DEVELOPMENT OF STOCHASTIC MODELS FOR ANALYZING RANDOM PROCESSES AND THEIR APPLICATIONS IN MODERN PHYSICS
Keywords:
stochastic processes, Brownian motion, Langevin equation, Fokker-Planck equation, stochastic thermodynamics, fluctuation theorems, open quantum systems, stochastic quantization, stochastic gravitational wave background, multiple exciton generation, non-Markovian dynamics, physics-informed neural networksAbstract
Stochastic models provide a fundamental mathematical framework for analyzing random processes in modern physics, bridging microscopic fluctuations with macroscopic phenomena. This review traces the historical development from Einstein’s and Langevin’s foundational work on Brownian motion to contemporary applications in stochastic thermodynamics, open quantum systems, stochastic quantization (Parisi-Wu method), and the detection of stochastic gravitational wave backgrounds via pulsar timing arrays.
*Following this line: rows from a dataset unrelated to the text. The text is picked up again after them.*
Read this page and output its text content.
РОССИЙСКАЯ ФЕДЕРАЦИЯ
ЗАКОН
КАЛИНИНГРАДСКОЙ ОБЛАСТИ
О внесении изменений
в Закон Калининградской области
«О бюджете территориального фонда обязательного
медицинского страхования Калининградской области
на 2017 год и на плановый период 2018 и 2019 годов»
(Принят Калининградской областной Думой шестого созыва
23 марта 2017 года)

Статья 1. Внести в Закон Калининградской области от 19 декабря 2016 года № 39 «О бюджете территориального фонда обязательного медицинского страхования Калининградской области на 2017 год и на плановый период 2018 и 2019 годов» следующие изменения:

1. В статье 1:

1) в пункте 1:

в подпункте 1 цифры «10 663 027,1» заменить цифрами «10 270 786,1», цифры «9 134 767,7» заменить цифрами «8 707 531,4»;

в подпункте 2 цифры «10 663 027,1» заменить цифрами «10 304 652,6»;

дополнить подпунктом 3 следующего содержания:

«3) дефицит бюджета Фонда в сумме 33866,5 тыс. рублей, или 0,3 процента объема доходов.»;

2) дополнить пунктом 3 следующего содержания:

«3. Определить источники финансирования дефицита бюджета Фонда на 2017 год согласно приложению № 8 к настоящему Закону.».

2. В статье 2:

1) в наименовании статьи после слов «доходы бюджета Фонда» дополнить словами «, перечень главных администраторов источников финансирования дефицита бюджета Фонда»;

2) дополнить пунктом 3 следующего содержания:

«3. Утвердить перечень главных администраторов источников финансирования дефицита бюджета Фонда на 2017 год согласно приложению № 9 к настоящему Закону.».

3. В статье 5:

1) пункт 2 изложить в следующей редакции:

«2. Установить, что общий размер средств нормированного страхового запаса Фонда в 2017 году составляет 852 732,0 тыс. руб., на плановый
Key mathematical tools include Fokker-Planck equations, Ito/Stratonovich interpretations of stochastic differential equations, fluctuation theorems, and unraveling techniques for density matrix evolution. These models enable the study of non-equilibrium systems, multiple exciton generation, decoherence in quantum systems, and non-Markovian dynamics. Integration with machine learning via physics-informed neural networks and emerging hardware implementations further expands their utility. Stochastic approaches are essential for understanding complex systems in statistical mechanics, quantum field theory, biophysics, and cosmology, offering predictive power where deterministic models fail.